Heaton Park is a special place for Feelgood. We used to tour our summer open-air shows across the country and went to Heaton in 1998 where we performed for 11 yrs. After a gap of 9 years we returned in May 2016 with Whispers of Heaton. We presented two new immersive site-specific commission plays, The Bugler and The Fight to commemorate the Battle of the Somme and the Manchester Pals regiments in Heaton Hall and Park. This announced our return to Heaton, the place we love to call our spiritual home and where we are now the Official Theatre Partner with Manchester City Council. In the summer of 2017 we brought back our open-air promenade productions with A Midsummer Night’s Dream.

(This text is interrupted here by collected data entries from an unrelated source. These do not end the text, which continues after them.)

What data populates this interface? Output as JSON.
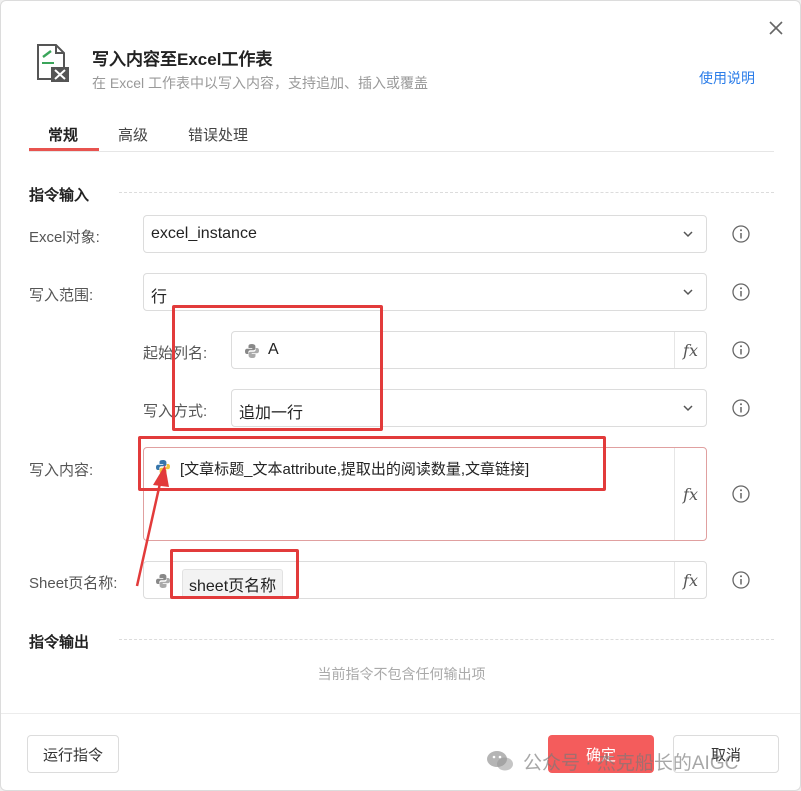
{
  "dialog": {
    "title": "写入内容至Excel工作表",
    "subtitle": "在 Excel 工作表中以写入内容，支持追加、插入或覆盖",
    "help_link": "使用说明",
    "close_label": "×"
  },
  "tabs": [
    {
      "label": "常规",
      "active": true
    },
    {
      "label": "高级",
      "active": false
    },
    {
      "label": "错误处理",
      "active": false
    }
  ],
  "sections": {
    "input": "指令输入",
    "output": "指令输出",
    "empty_output": "当前指令不包含任何输出项"
  },
  "fields": {
    "excel_object": {
      "label": "Excel对象:",
      "value": "excel_instance"
    },
    "write_range": {
      "label": "写入范围:",
      "value": "行"
    },
    "start_column": {
      "label": "起始列名:",
      "value": "A"
    },
    "write_mode": {
      "label": "写入方式:",
      "value": "追加一行"
    },
    "write_content": {
      "label": "写入内容:",
      "value": "[文章标题_文本attribute,提取出的阅读数量,文章链接]"
    },
    "sheet_name": {
      "label": "Sheet页名称:",
      "value": "sheet页名称"
    }
  },
  "fx_label": "fx",
  "buttons": {
    "run": "运行指令",
    "ok": "确定",
    "cancel": "取消"
  },
  "watermark": {
    "text": "公众号 · 杰克船长的AIGC"
  },
  "colors": {
    "accent": "#e8534f",
    "primary_button": "#f45c5c",
    "link": "#2b7de9",
    "annotation": "#e23b3b"
  }
}
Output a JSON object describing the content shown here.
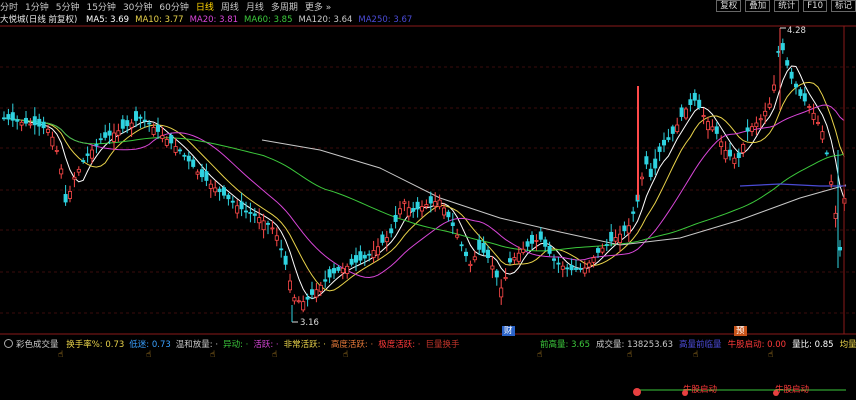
{
  "toolbar": {
    "timeframes": [
      "分时",
      "1分钟",
      "5分钟",
      "15分钟",
      "30分钟",
      "60分钟",
      "日线",
      "周线",
      "月线",
      "多周期",
      "更多"
    ],
    "active_index": 6,
    "right_buttons": [
      "复权",
      "叠加",
      "统计",
      "F10",
      "标记"
    ]
  },
  "legend": {
    "name": "大悦城(日线 前复权)",
    "ma": [
      {
        "label": "MA5: 3.69",
        "color": "#ffffff"
      },
      {
        "label": "MA10: 3.77",
        "color": "#e8d24a"
      },
      {
        "label": "MA20: 3.81",
        "color": "#d846d8"
      },
      {
        "label": "MA60: 3.85",
        "color": "#3cc83c"
      },
      {
        "label": "MA120: 3.64",
        "color": "#c8c8c8"
      },
      {
        "label": "MA250: 3.67",
        "color": "#4b4bd6"
      }
    ]
  },
  "chart_data": {
    "type": "candlestick",
    "high_label": "4.28",
    "low_label": "3.16",
    "event_tags": [
      "财",
      "预"
    ]
  },
  "sub": {
    "indicator": "彩色成交量",
    "items": [
      {
        "label": "换手率%: 0.73",
        "color": "#e8d24a"
      },
      {
        "label": "低迷: 0.73",
        "color": "#3aa0ff"
      },
      {
        "label": "温和放量: ·",
        "color": "#c8c8c8"
      },
      {
        "label": "异动: ·",
        "color": "#3cc83c"
      },
      {
        "label": "活跃: ·",
        "color": "#d846d8"
      },
      {
        "label": "非常活跃: ·",
        "color": "#e8d24a"
      },
      {
        "label": "高度活跃: ·",
        "color": "#e87a3a"
      },
      {
        "label": "极度活跃: ·",
        "color": "#ff3a3a"
      },
      {
        "label": "巨量换手",
        "color": "#c0342a"
      }
    ],
    "right_items": [
      {
        "label": "前高量: 3.65",
        "color": "#3cc83c"
      },
      {
        "label": "成交量: 138253.63",
        "color": "#c8c8c8"
      },
      {
        "label": "高量前临量",
        "color": "#4b4bd6"
      },
      {
        "label": "牛股启动: 0.00",
        "color": "#ff3a3a"
      },
      {
        "label": "量比: 0.85",
        "color": "#ffffff"
      },
      {
        "label": "均量金叉",
        "color": "#e8d24a"
      }
    ]
  },
  "bottom": {
    "signal_label": "牛股启动"
  }
}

The park is a unique place with hundreds of stories to tell and we aim to reveal them as we re-ignite a passion for culture in the park. Our long term vision which we announced at a special dinner hosted by our sponsor PZ Cussons on November 14th 2017 is to build a theatre in the park. We are in year two of our vision development which is called ‘Field of Dreams’. We are undertaking a feasibility study in consultation with Manchester City Council in line with their new Manchester Park Strategy.
We hope a Feelgood Theatre in the Park will be a cultural space for world class theatre, music, dance and open air activities. Heaton Park is cherished by so many and our aim is that we build a lasting legacy to ensure that theatre can be accessed by everyone.
Feelgood is a Registered Charity (1092907) and Company Limited by Guarantee (3358285) with a board of trustees, who offer a strong leadership and management structure. We also have a ‘A Creative Think Tank’ - a dynamic group of professional artists who develop and discuss future projects.
Feelgood is proud to have the support of a number of well-known and highly respected industry professionals who regularly lend their support to our many events and productions.
Creating Work for Feelgood
Caroline Clegg is a freelance theatre and opera director, lecturer and Artistic Director of Feelgood.
"I draw my inspiration from a multitude of sources. It can be a chance conversation, a book, a film, a play, a piece of music, a memory, a painting or simply by being in an inspiring environment that leads me to ask questions - questions that challenge my artistic drive and passion to bring a story to life, to create a new show. I buy a clean note book and write a working title on the first page, and the journey begins, months, sometimes years before rehearsals begin.
My only self-imposed rule is to follow my instincts. The process is slightly easier if we are using an existing script but if we are creating a site-specific show I spend a great deal of time visiting the location alone and with the writer to listen to the ‘grain’ of the site.
With Heaton Park it’s like my second home.
I played there as a child and have spent over 15 years creating work there, and it still excites me. When I find a new location or am asked to create something somewhere new it is the beginning of a new adventure."